In this series, I made several points about what to expect as a customer.  So by now you realize the foundation of this “psychology” which in my opinion, centers around the view point of the customer and how being a proponent could change the level of service from bad to good.


As we train providers, we stress the point of service on what you the provider expects as a customer – in other words take off your provider hat and put on your customer hat.


How do you define customer service?

Treat those who you have developed or
who have chosen you as their service
provider better than you wish to
be treated in the same situation.

Would you recommend a place of business or avoid it?  Think about your answer, because there are people saying the same thing about you.  Remember you can’t be all things to all people.


‘All things to all people?’ 


This statement haunts me.  I want to do the best and be the best for my customers.  I want their undying devotion and referrals and I would hope they would know their value based on my energy and willingness to make their experience the best, but…


…not everyone will be a proponent.


So what are you?


As a customer, shouldn’t we value the provider’s energy and willingness to help?


I challenge you to think about your attitude and expectations.  Are you a Prince/Princess, Pauper or Proponent customer?


Listen, being in any service industry is hard.  I can confidently say one of the hardest jobs out there.  As you end a transaction with an irate customer, you must shake it off, put a smile on and be your very best for the next one.  Even though you have no back side left!


For that reason I will never say it is easy.  It may come easier for some, but we all have to work at it – everyday.  It lives and breathes in your business.

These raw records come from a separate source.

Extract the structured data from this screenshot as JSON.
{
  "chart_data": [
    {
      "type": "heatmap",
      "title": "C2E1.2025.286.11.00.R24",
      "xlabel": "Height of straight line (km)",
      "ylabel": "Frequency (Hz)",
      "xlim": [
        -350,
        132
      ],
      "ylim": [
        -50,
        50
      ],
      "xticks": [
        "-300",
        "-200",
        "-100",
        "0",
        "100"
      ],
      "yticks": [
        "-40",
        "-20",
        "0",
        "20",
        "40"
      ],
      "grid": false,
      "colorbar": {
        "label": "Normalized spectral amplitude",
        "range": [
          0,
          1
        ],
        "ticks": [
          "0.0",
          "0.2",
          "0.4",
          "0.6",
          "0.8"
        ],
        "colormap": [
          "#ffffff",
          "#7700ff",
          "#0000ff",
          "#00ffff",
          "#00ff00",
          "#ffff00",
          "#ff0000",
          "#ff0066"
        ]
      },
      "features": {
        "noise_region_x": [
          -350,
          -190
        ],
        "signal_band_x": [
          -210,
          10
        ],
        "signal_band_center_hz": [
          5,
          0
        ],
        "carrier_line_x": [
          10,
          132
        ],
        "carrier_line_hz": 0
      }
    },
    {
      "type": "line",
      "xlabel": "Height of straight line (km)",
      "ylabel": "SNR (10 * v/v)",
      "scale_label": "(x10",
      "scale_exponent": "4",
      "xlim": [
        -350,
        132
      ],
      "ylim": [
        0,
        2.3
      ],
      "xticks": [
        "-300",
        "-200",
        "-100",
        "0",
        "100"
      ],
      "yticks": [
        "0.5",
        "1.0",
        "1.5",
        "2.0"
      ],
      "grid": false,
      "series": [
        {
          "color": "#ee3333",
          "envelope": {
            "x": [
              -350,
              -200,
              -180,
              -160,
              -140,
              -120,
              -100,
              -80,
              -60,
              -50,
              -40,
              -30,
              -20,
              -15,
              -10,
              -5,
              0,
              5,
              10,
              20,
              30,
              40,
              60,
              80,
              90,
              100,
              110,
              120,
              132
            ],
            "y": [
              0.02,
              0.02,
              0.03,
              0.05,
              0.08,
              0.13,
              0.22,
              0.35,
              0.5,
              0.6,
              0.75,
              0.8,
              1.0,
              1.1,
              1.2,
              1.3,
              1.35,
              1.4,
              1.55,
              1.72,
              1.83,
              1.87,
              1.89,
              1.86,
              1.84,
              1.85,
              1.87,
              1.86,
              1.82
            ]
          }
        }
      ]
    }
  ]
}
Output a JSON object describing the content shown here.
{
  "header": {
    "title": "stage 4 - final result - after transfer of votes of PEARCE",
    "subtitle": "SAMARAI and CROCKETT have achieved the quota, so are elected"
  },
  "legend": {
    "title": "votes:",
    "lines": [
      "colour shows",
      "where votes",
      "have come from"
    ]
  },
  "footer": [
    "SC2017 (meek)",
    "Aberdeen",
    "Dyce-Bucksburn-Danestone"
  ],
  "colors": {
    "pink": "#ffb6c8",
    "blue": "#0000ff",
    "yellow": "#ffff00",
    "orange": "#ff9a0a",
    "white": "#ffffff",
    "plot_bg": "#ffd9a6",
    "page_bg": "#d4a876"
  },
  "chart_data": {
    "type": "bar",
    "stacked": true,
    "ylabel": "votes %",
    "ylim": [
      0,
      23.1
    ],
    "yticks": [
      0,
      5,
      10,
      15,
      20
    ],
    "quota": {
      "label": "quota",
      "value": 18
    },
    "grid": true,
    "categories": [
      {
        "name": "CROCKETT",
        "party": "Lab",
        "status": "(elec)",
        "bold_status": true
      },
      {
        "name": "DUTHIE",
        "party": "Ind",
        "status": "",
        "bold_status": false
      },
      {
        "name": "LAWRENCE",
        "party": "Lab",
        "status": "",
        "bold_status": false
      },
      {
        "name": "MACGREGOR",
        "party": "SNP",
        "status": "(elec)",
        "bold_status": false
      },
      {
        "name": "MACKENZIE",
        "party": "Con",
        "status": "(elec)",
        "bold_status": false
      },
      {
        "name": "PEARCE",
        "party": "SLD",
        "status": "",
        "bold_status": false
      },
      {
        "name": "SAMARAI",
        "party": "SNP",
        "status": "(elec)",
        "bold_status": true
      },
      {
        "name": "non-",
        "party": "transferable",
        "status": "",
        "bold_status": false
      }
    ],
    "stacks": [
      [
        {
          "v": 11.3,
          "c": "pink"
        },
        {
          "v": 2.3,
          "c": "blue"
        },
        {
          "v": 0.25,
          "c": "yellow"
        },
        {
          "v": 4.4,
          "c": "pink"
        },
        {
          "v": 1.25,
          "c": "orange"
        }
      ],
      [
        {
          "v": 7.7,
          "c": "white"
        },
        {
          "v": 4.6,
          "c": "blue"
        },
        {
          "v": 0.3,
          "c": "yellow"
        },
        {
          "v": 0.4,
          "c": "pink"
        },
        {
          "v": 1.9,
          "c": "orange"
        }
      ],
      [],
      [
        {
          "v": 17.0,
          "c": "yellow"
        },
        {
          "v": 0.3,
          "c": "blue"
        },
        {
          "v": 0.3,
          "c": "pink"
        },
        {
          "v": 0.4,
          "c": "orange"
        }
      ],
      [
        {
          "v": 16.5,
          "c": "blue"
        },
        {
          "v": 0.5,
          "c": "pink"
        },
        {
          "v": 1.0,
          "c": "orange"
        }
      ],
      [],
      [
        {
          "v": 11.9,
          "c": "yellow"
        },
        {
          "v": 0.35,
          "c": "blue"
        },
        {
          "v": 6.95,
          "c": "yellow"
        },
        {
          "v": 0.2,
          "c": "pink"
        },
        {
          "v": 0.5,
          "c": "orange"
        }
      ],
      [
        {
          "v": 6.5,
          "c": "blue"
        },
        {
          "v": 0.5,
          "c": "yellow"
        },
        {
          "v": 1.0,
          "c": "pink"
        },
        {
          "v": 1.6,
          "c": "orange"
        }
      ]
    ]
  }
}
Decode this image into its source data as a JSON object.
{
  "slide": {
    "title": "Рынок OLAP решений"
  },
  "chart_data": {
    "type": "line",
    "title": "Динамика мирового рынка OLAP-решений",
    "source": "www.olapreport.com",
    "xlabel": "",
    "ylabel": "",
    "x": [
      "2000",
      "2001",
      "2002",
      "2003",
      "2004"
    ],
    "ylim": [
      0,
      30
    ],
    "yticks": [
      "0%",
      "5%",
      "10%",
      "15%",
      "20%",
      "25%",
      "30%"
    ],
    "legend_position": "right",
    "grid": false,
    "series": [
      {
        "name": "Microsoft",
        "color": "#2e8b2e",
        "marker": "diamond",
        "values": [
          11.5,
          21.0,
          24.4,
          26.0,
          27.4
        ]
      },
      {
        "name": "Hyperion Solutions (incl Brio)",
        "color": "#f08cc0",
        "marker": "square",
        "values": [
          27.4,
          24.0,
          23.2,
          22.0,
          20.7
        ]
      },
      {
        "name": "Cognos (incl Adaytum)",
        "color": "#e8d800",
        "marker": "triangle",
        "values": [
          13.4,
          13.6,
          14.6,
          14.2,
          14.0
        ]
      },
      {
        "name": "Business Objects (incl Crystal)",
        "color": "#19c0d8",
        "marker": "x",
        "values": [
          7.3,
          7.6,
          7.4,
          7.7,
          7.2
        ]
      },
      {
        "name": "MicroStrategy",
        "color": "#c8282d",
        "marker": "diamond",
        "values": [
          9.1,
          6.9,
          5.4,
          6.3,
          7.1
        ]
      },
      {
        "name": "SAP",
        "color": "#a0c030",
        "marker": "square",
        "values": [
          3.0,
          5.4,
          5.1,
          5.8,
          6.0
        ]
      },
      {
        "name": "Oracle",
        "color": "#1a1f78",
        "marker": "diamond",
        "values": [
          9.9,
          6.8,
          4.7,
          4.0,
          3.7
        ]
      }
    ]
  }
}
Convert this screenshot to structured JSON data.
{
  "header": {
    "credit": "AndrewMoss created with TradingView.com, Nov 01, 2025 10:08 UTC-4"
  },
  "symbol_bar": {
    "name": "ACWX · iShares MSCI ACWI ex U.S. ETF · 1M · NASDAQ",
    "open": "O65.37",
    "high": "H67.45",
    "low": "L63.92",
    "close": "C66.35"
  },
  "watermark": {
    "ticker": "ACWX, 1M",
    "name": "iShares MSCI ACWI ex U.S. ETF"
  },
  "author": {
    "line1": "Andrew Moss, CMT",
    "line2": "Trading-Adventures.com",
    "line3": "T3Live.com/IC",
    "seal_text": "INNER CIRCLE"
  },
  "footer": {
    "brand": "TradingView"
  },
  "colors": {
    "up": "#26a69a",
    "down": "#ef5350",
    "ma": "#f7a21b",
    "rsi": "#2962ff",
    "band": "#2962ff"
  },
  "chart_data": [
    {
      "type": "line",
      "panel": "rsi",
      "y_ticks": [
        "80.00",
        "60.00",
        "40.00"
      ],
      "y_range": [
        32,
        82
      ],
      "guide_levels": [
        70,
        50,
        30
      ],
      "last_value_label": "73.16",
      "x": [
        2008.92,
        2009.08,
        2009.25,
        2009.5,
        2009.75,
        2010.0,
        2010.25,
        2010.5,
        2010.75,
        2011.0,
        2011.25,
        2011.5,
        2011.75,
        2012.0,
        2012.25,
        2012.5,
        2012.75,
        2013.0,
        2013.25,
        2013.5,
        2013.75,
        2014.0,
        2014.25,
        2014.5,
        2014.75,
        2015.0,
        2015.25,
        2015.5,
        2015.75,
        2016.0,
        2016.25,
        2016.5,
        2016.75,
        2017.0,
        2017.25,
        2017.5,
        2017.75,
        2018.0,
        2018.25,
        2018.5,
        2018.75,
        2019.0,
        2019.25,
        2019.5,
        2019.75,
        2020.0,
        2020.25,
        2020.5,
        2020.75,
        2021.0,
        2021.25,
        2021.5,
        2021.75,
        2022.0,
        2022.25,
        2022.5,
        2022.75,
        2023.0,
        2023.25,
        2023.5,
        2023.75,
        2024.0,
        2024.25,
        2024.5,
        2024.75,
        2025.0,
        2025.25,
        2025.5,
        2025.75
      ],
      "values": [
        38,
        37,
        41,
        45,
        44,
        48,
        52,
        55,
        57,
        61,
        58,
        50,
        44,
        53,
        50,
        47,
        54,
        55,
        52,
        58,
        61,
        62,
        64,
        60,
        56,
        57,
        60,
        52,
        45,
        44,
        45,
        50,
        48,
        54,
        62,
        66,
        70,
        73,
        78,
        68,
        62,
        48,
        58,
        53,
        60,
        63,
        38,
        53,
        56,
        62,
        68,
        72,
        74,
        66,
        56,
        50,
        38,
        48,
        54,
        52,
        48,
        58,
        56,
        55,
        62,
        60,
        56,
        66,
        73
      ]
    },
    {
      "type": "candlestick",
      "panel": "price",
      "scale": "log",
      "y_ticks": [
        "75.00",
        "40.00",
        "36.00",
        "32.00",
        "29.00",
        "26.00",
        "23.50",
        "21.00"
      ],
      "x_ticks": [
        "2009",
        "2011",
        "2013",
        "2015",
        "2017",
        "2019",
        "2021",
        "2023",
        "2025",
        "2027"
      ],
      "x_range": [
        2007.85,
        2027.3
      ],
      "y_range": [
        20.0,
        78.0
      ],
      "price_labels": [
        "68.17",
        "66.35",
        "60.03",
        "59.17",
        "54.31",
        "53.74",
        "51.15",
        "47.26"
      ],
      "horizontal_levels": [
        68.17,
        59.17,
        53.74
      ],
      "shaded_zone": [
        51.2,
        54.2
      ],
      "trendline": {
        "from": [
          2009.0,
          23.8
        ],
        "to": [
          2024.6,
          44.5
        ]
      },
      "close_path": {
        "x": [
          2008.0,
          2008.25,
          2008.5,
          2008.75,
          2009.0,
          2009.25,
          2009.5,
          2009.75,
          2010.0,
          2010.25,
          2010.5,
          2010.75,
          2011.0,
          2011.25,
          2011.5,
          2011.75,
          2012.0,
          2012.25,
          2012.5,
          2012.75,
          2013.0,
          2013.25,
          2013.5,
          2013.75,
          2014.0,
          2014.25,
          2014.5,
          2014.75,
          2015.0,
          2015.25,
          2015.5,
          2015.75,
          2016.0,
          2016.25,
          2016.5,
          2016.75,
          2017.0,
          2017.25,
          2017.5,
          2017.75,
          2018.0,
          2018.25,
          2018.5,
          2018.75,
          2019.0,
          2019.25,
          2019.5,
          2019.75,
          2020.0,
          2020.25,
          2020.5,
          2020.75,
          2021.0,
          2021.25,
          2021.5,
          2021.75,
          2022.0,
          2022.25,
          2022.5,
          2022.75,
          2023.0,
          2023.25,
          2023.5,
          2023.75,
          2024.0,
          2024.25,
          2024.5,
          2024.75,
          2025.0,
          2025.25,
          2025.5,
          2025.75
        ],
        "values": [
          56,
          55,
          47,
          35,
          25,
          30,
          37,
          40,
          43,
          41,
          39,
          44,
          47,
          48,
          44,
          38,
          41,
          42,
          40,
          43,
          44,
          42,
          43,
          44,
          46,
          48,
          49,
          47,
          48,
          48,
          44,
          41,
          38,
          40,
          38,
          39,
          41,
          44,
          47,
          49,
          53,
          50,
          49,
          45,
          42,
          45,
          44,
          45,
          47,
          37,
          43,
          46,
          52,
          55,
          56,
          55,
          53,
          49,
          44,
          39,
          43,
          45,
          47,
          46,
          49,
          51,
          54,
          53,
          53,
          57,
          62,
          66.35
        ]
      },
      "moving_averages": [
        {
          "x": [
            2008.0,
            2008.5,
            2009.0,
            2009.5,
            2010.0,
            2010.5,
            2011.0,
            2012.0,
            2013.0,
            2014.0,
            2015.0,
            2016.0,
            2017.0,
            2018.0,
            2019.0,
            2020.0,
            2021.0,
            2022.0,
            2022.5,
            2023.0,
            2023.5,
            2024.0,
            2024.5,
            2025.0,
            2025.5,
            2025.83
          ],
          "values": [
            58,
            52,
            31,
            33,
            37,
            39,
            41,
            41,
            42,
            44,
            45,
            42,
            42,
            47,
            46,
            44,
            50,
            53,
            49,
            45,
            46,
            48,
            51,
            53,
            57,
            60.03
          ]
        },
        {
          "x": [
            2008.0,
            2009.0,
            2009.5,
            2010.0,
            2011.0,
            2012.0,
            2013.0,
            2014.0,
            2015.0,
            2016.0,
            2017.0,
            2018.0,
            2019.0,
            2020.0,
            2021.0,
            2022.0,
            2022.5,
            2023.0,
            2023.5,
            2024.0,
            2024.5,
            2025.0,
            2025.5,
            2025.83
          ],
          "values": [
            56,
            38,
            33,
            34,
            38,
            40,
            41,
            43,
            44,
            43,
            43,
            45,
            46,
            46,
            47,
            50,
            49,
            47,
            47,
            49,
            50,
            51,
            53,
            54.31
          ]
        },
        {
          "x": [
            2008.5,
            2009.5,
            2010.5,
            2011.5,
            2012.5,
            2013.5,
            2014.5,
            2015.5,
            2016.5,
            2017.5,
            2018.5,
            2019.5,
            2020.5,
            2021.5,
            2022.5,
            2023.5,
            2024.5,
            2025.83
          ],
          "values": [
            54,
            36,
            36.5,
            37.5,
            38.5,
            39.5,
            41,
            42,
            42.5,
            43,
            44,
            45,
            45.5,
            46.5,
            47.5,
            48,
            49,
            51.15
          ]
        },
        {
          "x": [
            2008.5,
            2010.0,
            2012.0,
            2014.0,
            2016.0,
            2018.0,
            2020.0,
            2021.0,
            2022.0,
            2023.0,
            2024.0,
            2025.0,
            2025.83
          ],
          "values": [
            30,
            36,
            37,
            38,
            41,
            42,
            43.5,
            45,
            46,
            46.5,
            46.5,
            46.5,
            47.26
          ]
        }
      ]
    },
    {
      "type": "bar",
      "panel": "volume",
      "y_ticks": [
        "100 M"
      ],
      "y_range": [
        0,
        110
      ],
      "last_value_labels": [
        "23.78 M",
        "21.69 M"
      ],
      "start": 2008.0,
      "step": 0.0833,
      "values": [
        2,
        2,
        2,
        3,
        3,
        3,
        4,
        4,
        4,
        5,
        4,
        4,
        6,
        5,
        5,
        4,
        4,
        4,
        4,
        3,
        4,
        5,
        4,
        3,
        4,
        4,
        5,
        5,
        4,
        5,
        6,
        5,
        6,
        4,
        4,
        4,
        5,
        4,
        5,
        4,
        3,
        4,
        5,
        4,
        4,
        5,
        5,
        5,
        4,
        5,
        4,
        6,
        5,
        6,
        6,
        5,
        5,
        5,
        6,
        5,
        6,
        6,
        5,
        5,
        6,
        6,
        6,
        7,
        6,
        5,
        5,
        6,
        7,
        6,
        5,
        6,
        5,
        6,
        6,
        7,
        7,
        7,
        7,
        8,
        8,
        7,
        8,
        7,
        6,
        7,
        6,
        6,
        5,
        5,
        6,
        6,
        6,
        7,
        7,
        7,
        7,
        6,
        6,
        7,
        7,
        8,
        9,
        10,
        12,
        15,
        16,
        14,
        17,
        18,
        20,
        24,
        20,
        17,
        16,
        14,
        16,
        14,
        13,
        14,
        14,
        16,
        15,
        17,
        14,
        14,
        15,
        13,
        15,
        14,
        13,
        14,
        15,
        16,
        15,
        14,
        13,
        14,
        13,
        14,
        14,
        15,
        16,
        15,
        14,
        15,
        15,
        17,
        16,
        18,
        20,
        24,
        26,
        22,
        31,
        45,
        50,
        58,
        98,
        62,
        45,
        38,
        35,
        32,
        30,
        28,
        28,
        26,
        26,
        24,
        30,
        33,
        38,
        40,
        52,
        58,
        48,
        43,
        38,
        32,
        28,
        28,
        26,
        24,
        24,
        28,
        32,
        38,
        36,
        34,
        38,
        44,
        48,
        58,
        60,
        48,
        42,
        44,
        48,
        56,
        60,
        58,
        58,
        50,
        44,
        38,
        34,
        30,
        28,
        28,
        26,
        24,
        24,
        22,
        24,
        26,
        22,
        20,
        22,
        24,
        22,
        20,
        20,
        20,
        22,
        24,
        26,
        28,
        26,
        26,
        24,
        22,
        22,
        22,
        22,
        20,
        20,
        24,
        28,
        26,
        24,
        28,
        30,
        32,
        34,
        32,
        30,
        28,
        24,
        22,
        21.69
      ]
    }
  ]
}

Books, blogs, articles, seminars, ect… can teach you the skills.  Prolific leaders can show you, and preach at you with infallible techniques.  Even I teach the fundamentals of who, how and why.  But nothing, absolutely nothing can train you better, than to walk in the shoes of whom you serve.


Only when you view the value of your customers from this vantage point, will you truly grasp the power of customer service.  Quite honestly, I wish everyone on this planet worked in a customer service position for one week.  Then they would truly grasp the proper meaning of customer service.


No matter which hat you wear, why not approach each situation with civility.  I’m not saying be a door mat, by no means, but think of it this way –


What do you, as the customer, want to happen when you become incensed? 

I tell you what I want, someone who will listen to me, take interest in my concern/situation, and show some energy to fix it.


Not rocket surgery as I say. 


When I vent and someone listens to me; that fixes about 75% of my fuss.


Ask yourself the same question.


So as I conclude here are some thoughts for you as a customer;

·         Remember what it is like to be on the other side of the counter or phone.

·         That person you are talking to may be having the worst day of their life.

·         Be civil and patient


Be a good customer because that person that waited on you is a customer too!